Seis Momentos Geniais em This is Spinal Tap (1984)
Sinopse (imdb): A banda inglesa de heavy metal Spinal Tap está em turnê pelos Estados Unidos. Um cineasta americano decide filmar a passagem da banda pelo país, mas a turnê não sai como o esperado.
Estreou no streaming o novo This is Spinal Tap, aí fui rever o original antes de ver a continuação. Pensei em escrever uma crítica mais completa (já comentei o filme em dezembro de 2008), mas optei por trazer alguns trechos que acho geniais. Afinal, estamos falando de um filme de 40 anos atrás, de menos de uma hora e meia de duração, e que, até hoje, traz vários momentos icônicos entre os apreciadores de rock’n’roll no cinema.

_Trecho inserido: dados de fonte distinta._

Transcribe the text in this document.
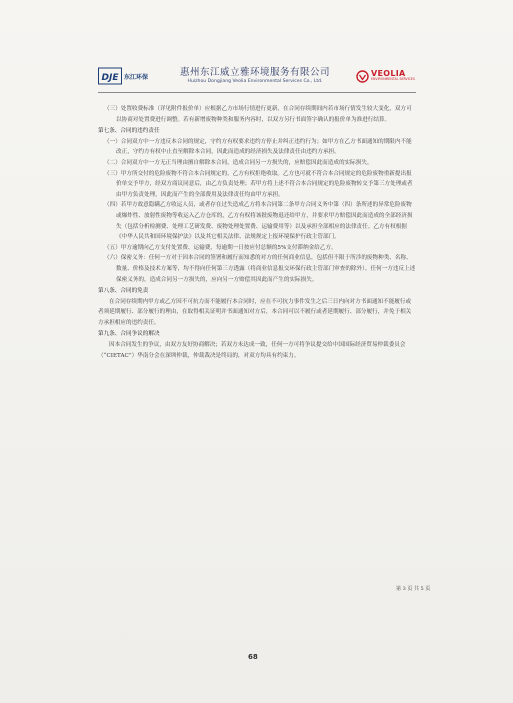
DJE 东江环保	惠州东江威立雅环境服务有限公司
Huizhou Dongjiang Veolia Environmental Services Co., Ltd.
VEOLIA
ENVIRONMENTAL SERVICES

（三）处置收费标准（详见附件报价单）应根据乙方市场行情进行更新，在合同存续期间内若市场行情发生较大变化，双方可以协商对处置费进行调整。若有新增废物种类和服务内容时，以双方另行书面签字确认的报价单为准进行结算。

第七条、合同的违约责任

（一）合同双方中一方违反本合同的规定，守约方有权要求违约方停止并纠正违约行为；如甲方在乙方书面通知的期限内不能改正，守约方有权中止直至解除本合同，因此而造成的经济损失及法律责任由违约方承担。

（二）合同双方中一方无正当理由擅自解除本合同，造成合同另一方损失的，应赔偿因此而造成的实际损失。

（三）甲方所交付的危险废物不符合本合同规定的，乙方有权拒绝收取。乙方也可就不符合本合同规定的危险废物重新提出报价单交予甲方，经双方商议同意后，由乙方负责处理；若甲方将上述不符合本合同规定的危险废物转交予第三方处理或者由甲方负责处理，因此而产生的全部费用及法律责任均由甲方承担。

（四）若甲方故意隐瞒乙方收运人员，或者存在过失造成乙方将本合同第二条甲方合同义务中第（四）条所述的异常危险废物或爆炸性、放射性废物等收运入乙方仓库的，乙方有权将该批废物退还给甲方，并要求甲方赔偿因此而造成的全部经济损失（包括分析检测费、处理工艺研发费、废物处理处置费、运输费用等）以及承担全部相应的法律责任。乙方有权根据《中华人民共和国环境保护法》以及其它相关法律、法规规定上报环境保护行政主管部门。

（五）甲方逾期向乙方支付处置费、运输费，每逾期一日按应付总额的5%支付滞纳金给乙方。

（六）保密义务：任何一方对于因本合同的签署和履行而知悉的对方的任何商业信息，包括但不限于所涉的废物种类、名称、数量、价格及技术方案等，均不得向任何第三方透露（将商业信息报交环保行政主管部门审查的除外）。任何一方违反上述保密义务的，造成合同另一方损失的，应向另一方赔偿其因此而产生的实际损失。

第八条、合同的免责

在合同存续期内甲方或乙方因不可抗力而不能履行本合同时，应在不可抗力事件发生之后三日内向对方书面通知不能履行或者须延期履行、部分履行的理由，在取得相关证明并书面通知对方后，本合同可以不履行或者延期履行、部分履行，并免于相关方承担相应的违约责任。

第九条、合同争议的解决

因本合同发生的争议，由双方友好协商解决；若双方未达成一致，任何一方可将争议提交给中国国际经济贸易仲裁委员会（“CIETAC”）华南分会在深圳仲裁，仲裁裁决是终局的，对双方均具有约束力。

第 3 页 共 5 页
68
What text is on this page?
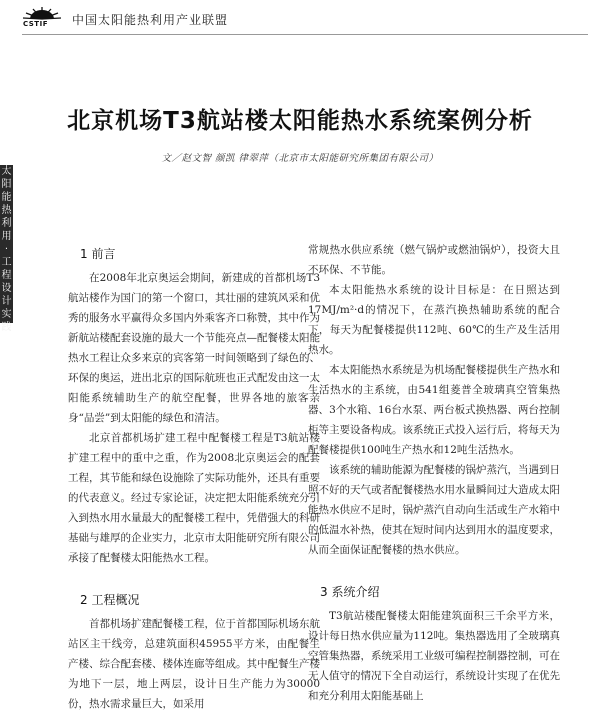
CSTIF 中国太阳能热利用产业联盟
太阳能热利用·工程设计实践
北京机场T3航站楼太阳能热水系统案例分析
文／赵文智 颜凯 律翠萍（北京市太阳能研究所集团有限公司）
1 前言

在2008年北京奥运会期间，新建成的首都机场T3航站楼作为国门的第一个窗口，其壮丽的建筑风采和优秀的服务水平赢得众多国内外乘客齐口称赞，其中作为新航站楼配套设施的最大一个节能亮点—配餐楼太阳能热水工程让众多来京的宾客第一时间领略到了绿色的、环保的奥运，进出北京的国际航班也正式配发由这一太阳能系统辅助生产的航空配餐，世界各地的旅客亲身“品尝”到太阳能的绿色和清洁。

北京首都机场扩建工程中配餐楼工程是T3航站楼扩建工程中的重中之重，作为2008北京奥运会的配套工程，其节能和绿色设施除了实际功能外，还具有重要的代表意义。经过专家论证，决定把太阳能系统充分引入到热水用水量最大的配餐楼工程中，凭借强大的科研基础与雄厚的企业实力，北京市太阳能研究所有限公司承接了配餐楼太阳能热水工程。

2 工程概况

首都机场扩建配餐楼工程，位于首都国际机场东航站区主干线旁，总建筑面积45955平方米，由配餐生产楼、综合配套楼、楼体连廊等组成。其中配餐生产楼为地下一层，地上两层，设计日生产能力为30000份，热水需求量巨大，如采用

常规热水供应系统（燃气锅炉或燃油锅炉），投资大且不环保、不节能。

本太阳能热水系统的设计目标是：在日照达到17MJ/m²·d的情况下，在蒸汽换热辅助系统的配合下，每天为配餐楼提供112吨、60℃的生产及生活用热水。

本太阳能热水系统是为机场配餐楼提供生产热水和生活热水的主系统，由541组菱普全玻璃真空管集热器、3个水箱、16台水泵、两台板式换热器、两台控制柜等主要设备构成。该系统正式投入运行后，将每天为配餐楼提供100吨生产热水和12吨生活热水。

该系统的辅助能源为配餐楼的锅炉蒸汽，当遇到日照不好的天气或者配餐楼热水用水量瞬间过大造成太阳能热水供应不足时，锅炉蒸汽自动向生活或生产水箱中的低温水补热，使其在短时间内达到用水的温度要求，从而全面保证配餐楼的热水供应。

3 系统介绍

T3航站楼配餐楼太阳能建筑面积三千余平方米，设计每日热水供应量为112吨。集热器选用了全玻璃真空管集热器，系统采用工业级可编程控制器控制，可在无人值守的情况下全自动运行，系统设计实现了在优先和充分利用太阳能基础上
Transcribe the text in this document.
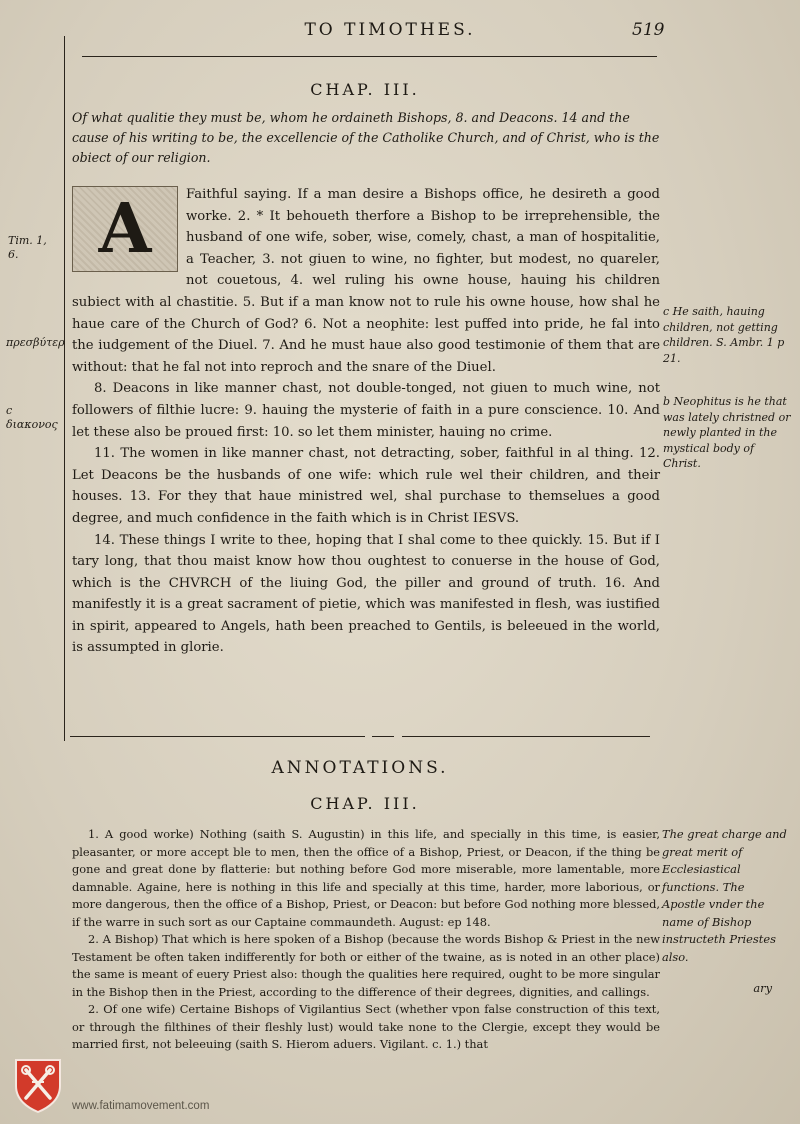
TO TIMOTHES.	519
CHAP. III.
Of what qualitie they must be, whom he ordaineth Bishops, 8. and Deacons. 14 and the cause of his writing to be, the excellencie of the Catholike Church, and of Christ, who is the obiect of our religion.

A	Faithful saying. If a man desire a Bishops office, he desireth a good worke. 2. * It behoueth therfore a Bishop to be irreprehensible, the husband of one wife, sober, wise, comely, chast, a man of hospitalitie, a Teacher, 3. not giuen to wine, no fighter, but modest, no quareler, not couetous, 4. wel ruling his owne house, hauing his children subiect with al chastitie. 5. But if a man know not to rule his owne house, how shal he haue care of the Church of God? 6. Not a neophite: lest puffed into pride, he fal into the iudgement of the Diuel. 7. And he must haue also good testimonie of them that are without: that he fal not into reproch and the snare of the Diuel.

8. Deacons in like manner chast, not double-tonged, not giuen to much wine, not followers of filthie lucre: 9. hauing the mysterie of faith in a pure conscience. 10. And let these also be proued first: 10. so let them minister, hauing no crime.

11. The women in like manner chast, not detracting, sober, faithful in al thing. 12. Let Deacons be the husbands of one wife: which rule wel their children, and their houses. 13. For they that haue ministred wel, shal purchase to themselues a good degree, and much confidence in the faith which is in Christ IESVS.

14. These things I write to thee, hoping that I shal come to thee quickly. 15. But if I tary long, that thou maist know how thou oughtest to conuerse in the house of God, which is the CHVRCH of the liuing God, the piller and ground of truth. 16. And manifestly it is a great sacrament of pietie, which was manifested in flesh, was iustified in spirit, appeared to Angels, hath been preached to Gentils, is beleeued in the world, is assumpted in glorie.

Tim. 1, 6.
πρεσβύτερ
c διακονος
c He saith, hauing children, not getting children. S. Ambr. 1 p 21.
b Neophitus is he that was lately christned or newly planted in the mystical body of Christ.
ANNOTATIONS.
CHAP. III.

1. A good worke) Nothing (saith S. Augustin) in this life, and specially in this time, is easier, pleasanter, or more accept ble to men, then the office of a Bishop, Priest, or Deacon, if the thing be gone and great done by flatterie: but nothing before God more miserable, more lamentable, more damnable. Againe, here is nothing in this life and specially at this time, harder, more laborious, or more dangerous, then the office of a Bishop, Priest, or Deacon: but before God nothing more blessed, if the warre in such sort as our Captaine commaundeth. August: ep 148.

2. A Bishop) That which is here spoken of a Bishop (because the words Bishop & Priest in the new Testament be often taken indifferently for both or either of the twaine, as is noted in an other place) the same is meant of euery Priest also: though the qualities here required, ought to be more singular in the Bishop then in the Priest, according to the difference of their degrees, dignities, and callings.

2. Of one wife) Certaine Bishops of Vigilantius Sect (whether vpon false construction of this text, or through the filthines of their fleshly lust) would take none to the Clergie, except they would be married first, not beleeuing (saith S. Hierom aduers. Vigilant. c. 1.) that

The great charge and great merit of Ecclesiastical functions. The Apostle vnder the name of Bishop instructeth Priestes also.
ary
www.fatimamovement.com
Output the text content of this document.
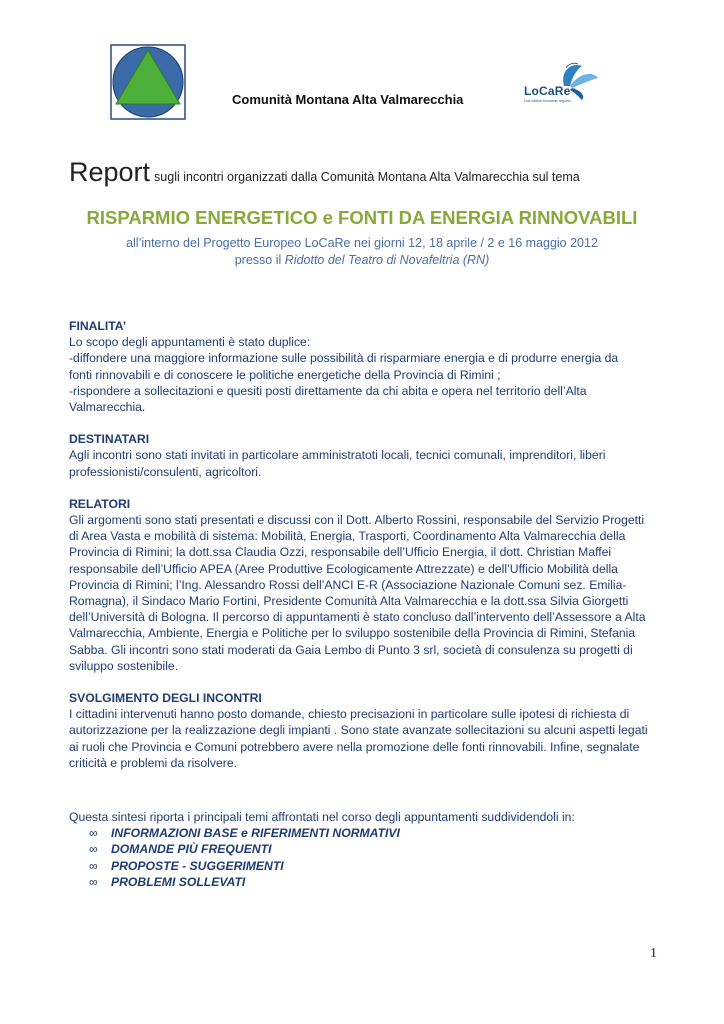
Comunità Montana Alta Valmarecchia
LoCaRe
Low carbon economic regions
Report sugli incontri organizzati dalla Comunità Montana Alta Valmarecchia sul tema
RISPARMIO ENERGETICO e FONTI DA ENERGIA RINNOVABILI
all’interno del Progetto Europeo LoCaRe nei giorni 12, 18 aprile / 2 e 16 maggio 2012
presso il Ridotto del Teatro di Novafeltria (RN)
FINALITA’
Lo scopo degli appuntamenti è stato duplice:
-diffondere una maggiore informazione sulle possibilità di risparmiare energia e di produrre energia da
fonti rinnovabili e di conoscere le politiche energetiche della Provincia di Rimini ;
-rispondere a sollecitazioni e quesiti posti direttamente da chi abita e opera nel territorio dell’Alta
Valmarecchia.
DESTINATARI
Agli incontri sono stati invitati in particolare amministratoti locali, tecnici comunali, imprenditori, liberi
professionisti/consulenti, agricoltori.
RELATORI
Gli argomenti sono stati presentati e discussi con il Dott. Alberto Rossini, responsabile del Servizio Progetti
di Area Vasta e mobilità di sistema: Mobilità, Energia, Trasporti, Coordinamento Alta Valmarecchia della
Provincia di Rimini; la dott.ssa Claudia Ozzi, responsabile dell’Ufficio Energia, il dott. Christian Maffei
responsabile dell’Ufficio APEA (Aree Produttive Ecologicamente Attrezzate) e dell’Ufficio Mobilità della
Provincia di Rimini; l’Ing. Alessandro Rossi dell’ANCI E-R (Associazione Nazionale Comuni sez. Emilia-
Romagna), il Sindaco Mario Fortini, Presidente Comunità Alta Valmarecchia e la dott.ssa Silvia Giorgetti
dell’Università di Bologna. Il percorso di appuntamenti è stato concluso dall’intervento dell’Assessore a Alta
Valmarecchia, Ambiente, Energia e Politiche per lo sviluppo sostenibile della Provincia di Rimini, Stefania
Sabba. Gli incontri sono stati moderati da Gaia Lembo di Punto 3 srl, società di consulenza su progetti di
sviluppo sostenibile.
SVOLGIMENTO DEGLI INCONTRI
I cittadini intervenuti hanno posto domande, chiesto precisazioni in particolare sulle ipotesi di richiesta di
autorizzazione per la realizzazione degli impianti . Sono state avanzate sollecitazioni su alcuni aspetti legati
ai ruoli che Provincia e Comuni potrebbero avere nella promozione delle fonti rinnovabili. Infine, segnalate
criticità e problemi da risolvere.
Questa sintesi riporta i principali temi affrontati nel corso degli appuntamenti suddividendoli in:
∞	INFORMAZIONI BASE e RIFERIMENTI NORMATIVI
∞	DOMANDE PIÙ FREQUENTI
∞	PROPOSTE - SUGGERIMENTI
∞	PROBLEMI SOLLEVATI
1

Lançado em 1984, This is Spinal Tap é um mockumentary, palavra que nem sei se existe em português. É um documentário fake (tipo a série The Office), sobre uma banda que nunca existiu. O Spinal Tap é uma banda de hair metal dos anos 70/80, exagerada e excêntrica como várias bandas da época, que está mais ou menos entre Van Halen, Manowar, Saxon e Mötley Crüe. O filme acompanha uma turnê nos EUA, e traz várias sequências memoráveis. Digo mais: todo músico vai se identificar com uma ou outra cena.
This is Spinal Tap foi dirigido por Rob Reiner, diretor de Conta Comigo, Louca Obsessão e Harry e Sally, entre outros, e que aqui, além de roteirista e diretor, ainda interpreta um personagem importante, o documentarista Marty DiBergi. A banda é formada por Nigel Tufnel (Christopher Guest), David St. Hubbins (Michael McKean) e Derek Smalls (Harry Shearer). Nenhum dos três teve carreira relevante no cinema, mas os três aparecem tocando, e convencem nos seus instrumentos. Além disso, os três colaboraram no roteiro, escrito a oito mãos junto com o diretor Reiner. Existe uma piada que justifica por que o baterista tem menor importância, mas não entendi por que o tecladista não ganhou mais espaço… Lembrei do João Fera, que toca com o Paralamas do Sucesso há quase quatro décadas mas nunca foi efetivado membro da banda.
Acho geniais algumas sacadas apresentadas no filme. Como músico, consigo ver algumas daquelas situações na vida real. Mas tenho minhas dúvidas se um público que não é ligado a bandas de rock vai achar graça.
Enfim, vamos aos momentos?
-Uma piada muito boa é sobre o baterista, que sempre morre. A banda já teve vários. Todos morreram, e sempre de mortes bizarras.
-Tem um lance que vários músicos já passaram, que é quando a banda se perde entre o camarim e o palco. Claro que aqui está exagerado, mas já aconteceu comigo num show num Sesc em SP…
-Lembro de amigos meus fãs de Manowar falando que os caras colocavam um pepino dentro da cueca pra parecerem bem dotados. Também lembro exatamente dos mesmos pepinos dentro da sunga numa HQ do Angeli dos anos 90. This is Spinal Tap é anterior aos dois exemplos, e já tem piada sobre isso.
-Nunca soube de, na vida real, um defeito no cenário que chegasse a prender um músico. Mas a piada é ótima!
-Outra boa piada relativa ao cenário é o Stonehenge miniatura. A ideia foi escrita num guardanapo de papel, e quando o cenário foi feito, ficou daquele tamanho.
-Acho que a piada mais famosa de This is Spinal Tap é o amplificador que vai até o 11. Adoro a reação do Nigel quando perguntam “não seria mais fácil um amplificador mais potente?”